Have you experienced anxiety after grief? For me, I had a fear of losing more people I loved. Can you relate? What have you felt anxious about?
What coping mechanisms actually work for you? What coping mechanisms would you like to try?
People tend to say “gratitude and grief.” Does that annoy you? If able, tell us somethings you are thankful for. Do you believe you can be thankful for what you have and still mourn all you’ve lost?
How is your grief different in public and when you’re at home?
Do you have a good grief support system? Have you noticed a change after a couple weeks? Months? Years?
Who in your life understands and relates to your grief the most?
Have you experienced multiple losses? How were they the same and different in the ways your grief manifested?
Grief doesn’t need to have a silver lining, but have you learned anything about life, yourself, or whatever since experiencing loss? Did anything significant changes occur?
Tell us positive things going on in your life. Why? Well, we often miss sharing those things with our loved ones. It’s okay to still experience good things. Share it too!
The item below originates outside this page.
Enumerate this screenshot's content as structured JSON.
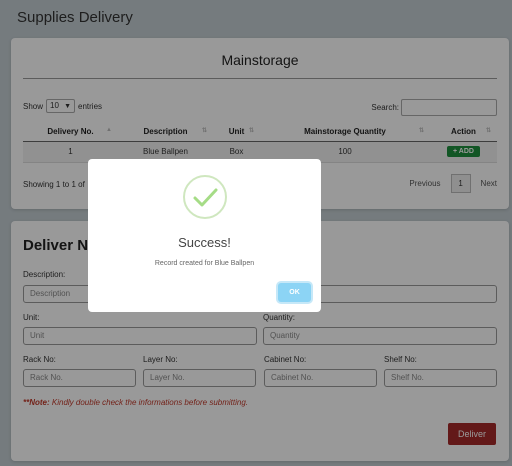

Name three people who have helped you in your grief. What would you say to them?
Let’s talk grief triggers. What are big ones for you? Small ones? Songs? Dates? Smells? What holidays trigger your grief?
Sometimes I call my grief... a grief monster or blob. How would you describe yours?
What advice would you have for someone newly grieving? What do you wish someone would have told you about grief?
Do you have a bucket list? Are there things you want to do in life now in honor of your loved one?
Is grief physical? Like have you felt it physically within your body?
Share your “grief playlist.” What songs help with your grief or just resonate with it.
Have you had grief dreams? Do you speak with your loved one in them?
Have you tried using a psychic medium or another spiritual method to connect with a loved one?
Is there anything you need to forgive for? Your loved one? Yourself? A time together?
Have you wrote letters to your loved one after they passed? If not, what would you want to say to them right now?
Tell us the worst grief advice or clichés you’ve heard.
Lastly, do you believe your grief and happiness can coexist?